私立城南学園までの道のりは、徒歩で20分が隣り合う安堂家からの所要時間だ。学園の予鈴が8時30分であることを考えれば、家を8時には出たい。と、なると起床時間の限界は、7時55分。それまでは、安眠を貪ることが出来る――――。
それが、引っ越してきて二ヵ月間の、勇太郎の朝の日常のはずだった。
「勇太郎、朝ごはんできたよ!」
その声でうすら目覚めた勇太郎は、手許の時計を見る。いまは、7時。早い、早すぎる。
「勇太郎ってば!」
だだだだ、と階段を駆け上る音が響いたかと思えば次は、どどどど、と勇太郎の部屋の扉が鳴った。容赦ないその仕打ちにも、勇太郎の睡眠欲は耐えようとする。
がちゃ、と扉が開いた。勇太郎は、ひとみの次の行動を予測し、身を固くした。
「えいっ」
「ひえっ」
思ったとおり、タオルケットが見事なまでに宙を舞う。自らの体温で、十分に温まっていたそれを剥ぎ取られた勇太郎は、夏本番間近とはいえ、清涼な朝の空気に身震いした。
「ひとみ〜」
「なぁに?」
「早いよ〜」
勇太郎は、時計を指してむくれた。
ひとみと結ばれてからおよそ一週間。毎朝、朝食に誘ってくれるのは嬉しいが、もう少し時間を考えて欲しいものだ。と、いうより朝の7時に全ての用意を整えてしまっているひとみに、勇太郎は感心した。

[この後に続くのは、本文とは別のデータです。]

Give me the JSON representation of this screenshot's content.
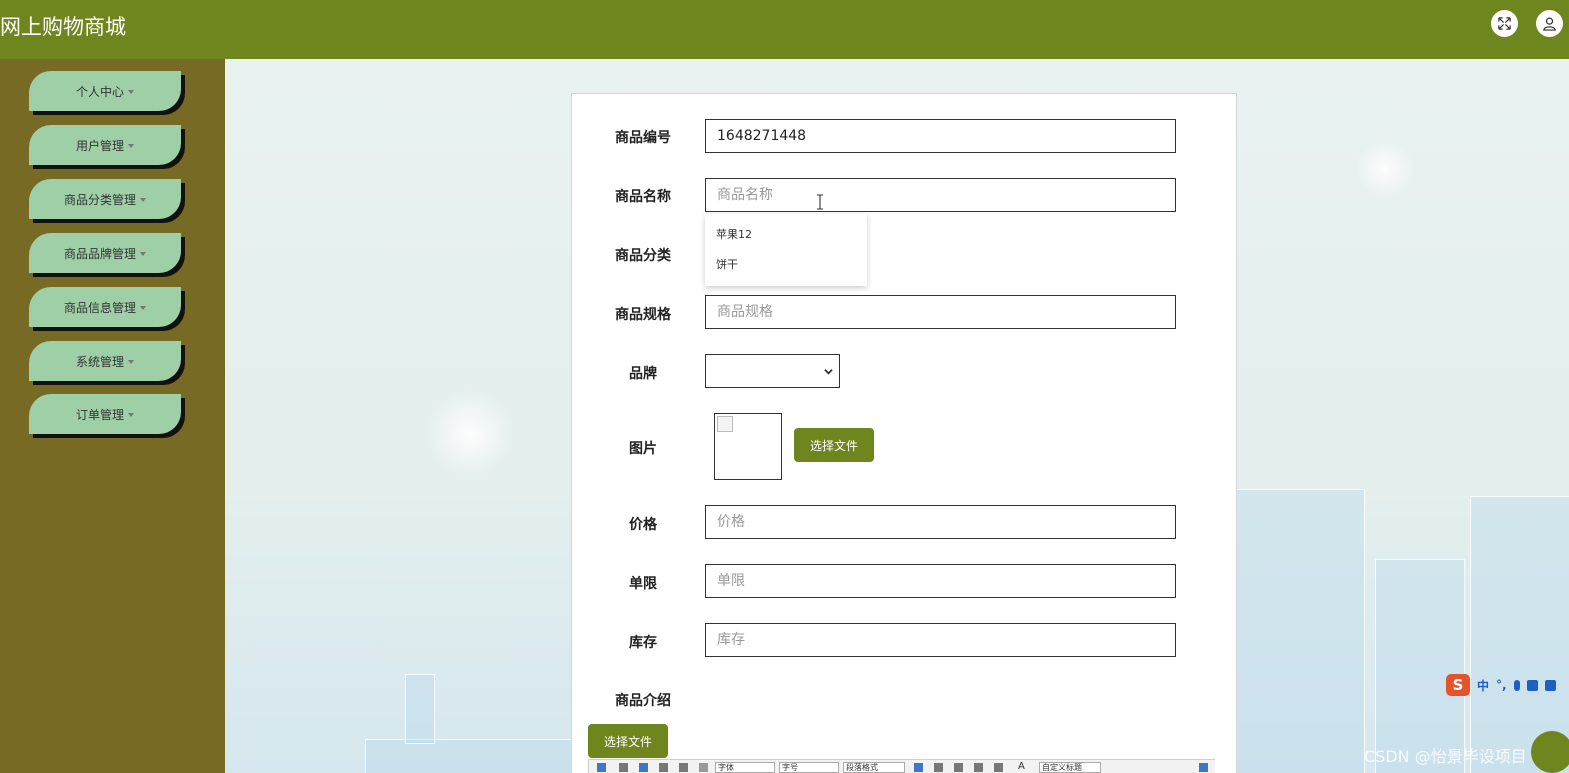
{
  "header": {
    "title": "网上购物商城",
    "fullscreen_icon": "expand-icon",
    "user_icon": "user-icon"
  },
  "sidebar": {
    "items": [
      {
        "label": "个人中心"
      },
      {
        "label": "用户管理"
      },
      {
        "label": "商品分类管理"
      },
      {
        "label": "商品品牌管理"
      },
      {
        "label": "商品信息管理"
      },
      {
        "label": "系统管理"
      },
      {
        "label": "订单管理"
      }
    ]
  },
  "form": {
    "code_label": "商品编号",
    "code_value": "1648271448",
    "name_label": "商品名称",
    "name_placeholder": "商品名称",
    "category_label": "商品分类",
    "category_options": [
      "苹果12",
      "饼干"
    ],
    "spec_label": "商品规格",
    "spec_placeholder": "商品规格",
    "brand_label": "品牌",
    "brand_value": "",
    "image_label": "图片",
    "choose_file": "选择文件",
    "price_label": "价格",
    "price_placeholder": "价格",
    "limit_label": "单限",
    "limit_placeholder": "单限",
    "stock_label": "库存",
    "stock_placeholder": "库存",
    "intro_label": "商品介绍",
    "intro_choose_file": "选择文件"
  },
  "editor_toolbar": {
    "font_family": "字体",
    "font_size": "字号",
    "paragraph": "段落格式",
    "custom_title": "自定义标题",
    "text_color": "A"
  },
  "ime": {
    "logo": "S",
    "mode": "中",
    "punct": "°,"
  },
  "watermark": "CSDN @怡景毕设项目"
}
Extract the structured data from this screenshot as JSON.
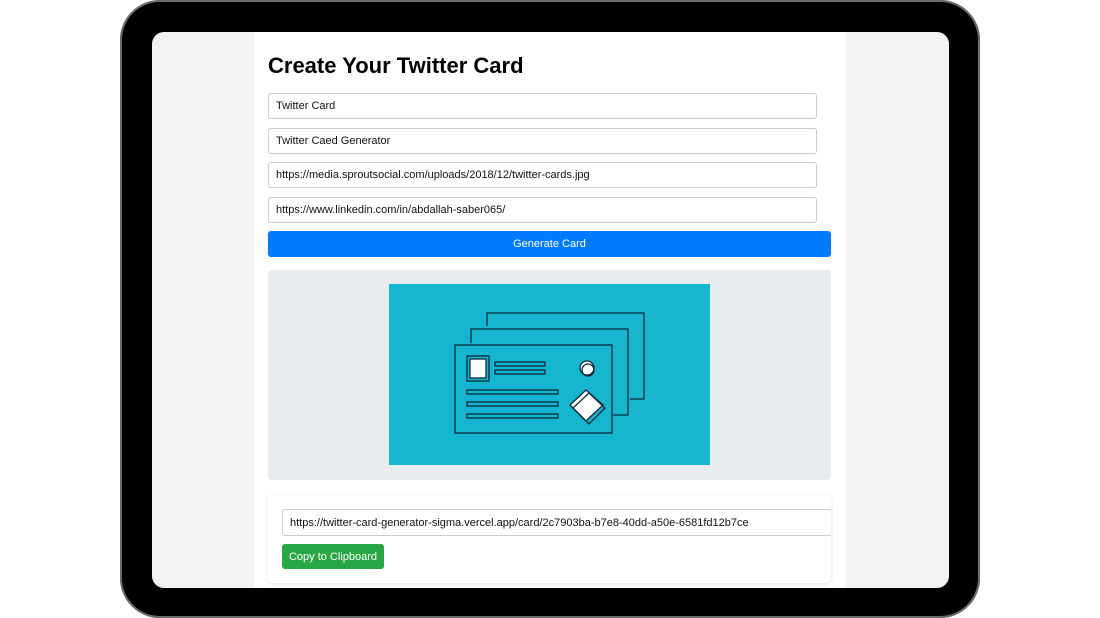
{
  "page": {
    "title": "Create Your Twitter Card"
  },
  "form": {
    "fields": [
      {
        "name": "title",
        "value": "Twitter Card"
      },
      {
        "name": "description",
        "value": "Twitter Caed Generator"
      },
      {
        "name": "image-url",
        "value": "https://media.sproutsocial.com/uploads/2018/12/twitter-cards.jpg"
      },
      {
        "name": "link-url",
        "value": "https://www.linkedin.com/in/abdallah-saber065/"
      }
    ],
    "generate_label": "Generate Card"
  },
  "preview": {
    "image_icon": "card-stack-illustration"
  },
  "result": {
    "card_url": "https://twitter-card-generator-sigma.vercel.app/card/2c7903ba-b7e8-40dd-a50e-6581fd12b7ce",
    "copy_label": "Copy to Clipboard"
  },
  "colors": {
    "primary": "#007bff",
    "success": "#28a745",
    "preview_bg": "#e9ecef",
    "image_bg": "#17b6cf"
  }
}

ひとみは、家事のほとんどをこなしている。弥生もふたみも、家事に疎いわけではないが、ひとみが率先して家事をやってしまうので、二人は身の回りの整頓ぐらいしかやることがなくなってしまうらしい。
つきあうようになって一週間。意外に家庭的なひとみを見て、勇太郎は嬉しくなった。